Step-by-step explanation:
The probability that both pairs selected from the drawer are white is calculated by first finding the probability of selecting a white pair and then, given the first was white, selecting another white pair. The initial probability is 9 out of 13, since there are 9 white pairs and 13 pairs in total. Once a white pair is removed, there remain 8 white pairs out of the remaining 12 total pairs. Therefore, the calculation is (9/13) × (8/12).
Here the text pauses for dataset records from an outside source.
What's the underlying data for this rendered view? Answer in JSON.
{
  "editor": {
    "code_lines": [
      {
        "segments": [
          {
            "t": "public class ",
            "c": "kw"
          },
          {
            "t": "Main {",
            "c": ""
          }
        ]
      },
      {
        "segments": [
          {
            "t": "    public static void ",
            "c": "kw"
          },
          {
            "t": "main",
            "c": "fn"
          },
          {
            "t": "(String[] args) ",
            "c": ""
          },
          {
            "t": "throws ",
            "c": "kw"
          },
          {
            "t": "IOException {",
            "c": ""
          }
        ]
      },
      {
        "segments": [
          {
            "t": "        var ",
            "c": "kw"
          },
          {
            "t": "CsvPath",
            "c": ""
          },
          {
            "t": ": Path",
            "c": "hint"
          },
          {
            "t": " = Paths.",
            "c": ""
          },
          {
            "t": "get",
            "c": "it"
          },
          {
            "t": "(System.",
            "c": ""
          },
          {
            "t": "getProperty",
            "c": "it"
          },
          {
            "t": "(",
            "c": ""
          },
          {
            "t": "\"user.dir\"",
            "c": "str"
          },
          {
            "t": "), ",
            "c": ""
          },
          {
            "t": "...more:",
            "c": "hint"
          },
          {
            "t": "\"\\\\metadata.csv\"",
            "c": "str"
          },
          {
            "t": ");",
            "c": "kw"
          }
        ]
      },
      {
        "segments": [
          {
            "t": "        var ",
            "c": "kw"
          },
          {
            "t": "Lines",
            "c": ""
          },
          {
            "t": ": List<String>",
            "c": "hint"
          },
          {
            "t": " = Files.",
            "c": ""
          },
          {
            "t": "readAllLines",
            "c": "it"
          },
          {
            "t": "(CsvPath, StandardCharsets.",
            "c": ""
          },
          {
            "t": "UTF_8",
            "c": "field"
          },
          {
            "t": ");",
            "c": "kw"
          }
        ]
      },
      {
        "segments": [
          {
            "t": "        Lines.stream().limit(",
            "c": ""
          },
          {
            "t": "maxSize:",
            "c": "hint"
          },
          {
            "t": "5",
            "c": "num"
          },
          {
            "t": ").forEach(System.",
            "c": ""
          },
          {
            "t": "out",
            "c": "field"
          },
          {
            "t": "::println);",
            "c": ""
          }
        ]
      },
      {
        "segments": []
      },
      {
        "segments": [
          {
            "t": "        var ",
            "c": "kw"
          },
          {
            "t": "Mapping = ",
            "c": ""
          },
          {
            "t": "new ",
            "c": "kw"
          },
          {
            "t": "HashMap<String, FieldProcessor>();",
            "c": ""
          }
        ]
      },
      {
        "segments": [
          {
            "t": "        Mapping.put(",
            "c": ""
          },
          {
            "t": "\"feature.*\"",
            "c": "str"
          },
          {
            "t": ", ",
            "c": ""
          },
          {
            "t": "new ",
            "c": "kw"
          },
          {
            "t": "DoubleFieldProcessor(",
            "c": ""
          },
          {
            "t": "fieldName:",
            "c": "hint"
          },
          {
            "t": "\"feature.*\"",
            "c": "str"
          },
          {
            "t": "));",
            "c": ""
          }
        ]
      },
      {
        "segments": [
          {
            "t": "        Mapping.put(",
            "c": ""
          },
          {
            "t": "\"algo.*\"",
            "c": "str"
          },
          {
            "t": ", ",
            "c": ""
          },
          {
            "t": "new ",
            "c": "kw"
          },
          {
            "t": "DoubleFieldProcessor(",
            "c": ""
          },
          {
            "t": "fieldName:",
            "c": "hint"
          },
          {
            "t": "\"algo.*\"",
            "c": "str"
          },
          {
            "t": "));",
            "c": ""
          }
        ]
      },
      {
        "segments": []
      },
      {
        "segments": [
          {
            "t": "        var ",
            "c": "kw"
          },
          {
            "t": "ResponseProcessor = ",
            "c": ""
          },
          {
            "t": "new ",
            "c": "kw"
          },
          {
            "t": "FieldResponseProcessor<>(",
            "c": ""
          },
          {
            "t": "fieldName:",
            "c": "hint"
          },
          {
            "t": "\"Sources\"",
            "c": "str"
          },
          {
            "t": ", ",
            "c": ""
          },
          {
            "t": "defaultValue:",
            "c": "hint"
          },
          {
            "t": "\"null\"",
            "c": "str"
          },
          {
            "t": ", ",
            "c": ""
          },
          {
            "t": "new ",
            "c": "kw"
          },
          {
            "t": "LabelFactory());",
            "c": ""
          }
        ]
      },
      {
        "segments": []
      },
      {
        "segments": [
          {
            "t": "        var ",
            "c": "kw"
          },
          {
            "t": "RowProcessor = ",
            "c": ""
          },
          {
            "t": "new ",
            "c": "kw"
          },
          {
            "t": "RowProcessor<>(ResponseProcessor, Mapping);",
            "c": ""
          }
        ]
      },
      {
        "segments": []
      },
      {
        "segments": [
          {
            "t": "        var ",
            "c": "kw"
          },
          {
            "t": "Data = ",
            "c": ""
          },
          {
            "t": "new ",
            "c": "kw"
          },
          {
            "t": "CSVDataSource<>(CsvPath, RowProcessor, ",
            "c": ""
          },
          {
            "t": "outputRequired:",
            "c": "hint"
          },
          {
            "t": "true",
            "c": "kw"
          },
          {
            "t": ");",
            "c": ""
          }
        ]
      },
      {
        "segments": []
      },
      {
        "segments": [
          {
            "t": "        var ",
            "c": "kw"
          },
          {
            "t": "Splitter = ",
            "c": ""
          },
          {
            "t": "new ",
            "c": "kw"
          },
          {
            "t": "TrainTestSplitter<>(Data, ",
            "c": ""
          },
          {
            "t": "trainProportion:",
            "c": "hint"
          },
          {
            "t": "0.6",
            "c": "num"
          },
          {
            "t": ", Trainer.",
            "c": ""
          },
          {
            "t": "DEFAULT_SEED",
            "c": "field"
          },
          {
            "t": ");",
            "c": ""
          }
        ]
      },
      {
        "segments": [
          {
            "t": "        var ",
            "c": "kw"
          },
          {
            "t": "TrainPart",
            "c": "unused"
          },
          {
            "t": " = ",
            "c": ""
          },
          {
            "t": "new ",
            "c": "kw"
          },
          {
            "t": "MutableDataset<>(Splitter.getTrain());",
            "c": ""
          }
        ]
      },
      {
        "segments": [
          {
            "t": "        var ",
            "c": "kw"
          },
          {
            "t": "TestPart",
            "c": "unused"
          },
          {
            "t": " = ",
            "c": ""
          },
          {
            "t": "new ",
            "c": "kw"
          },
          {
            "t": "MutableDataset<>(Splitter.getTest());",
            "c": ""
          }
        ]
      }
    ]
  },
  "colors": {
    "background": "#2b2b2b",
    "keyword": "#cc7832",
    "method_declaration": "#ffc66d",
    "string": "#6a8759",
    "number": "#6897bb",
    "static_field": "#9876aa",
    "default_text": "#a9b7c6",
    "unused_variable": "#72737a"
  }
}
To simplify, (8/12) reduces to (2/3), making the calculation (9/13) × (2/3). To find the final answer, multiply the numerators together and the denominators together: 9 × 2 = 18 for the numerators, and 13 × 3 = 39 for the denominators. Therefore, the probability is 18/39, which can be further reduced to 6/13.
None of the options given (a) 9/13, (b) 81/169, (c) 18/26, (d) 27/52 match the reduced fraction 6/13, indicating a possible error in the options provided. Out of the given options, 18/26 is equivalent to 6/13 when reduced, so option (c) would be the correct answer if it's assuming non-reduced fraction options.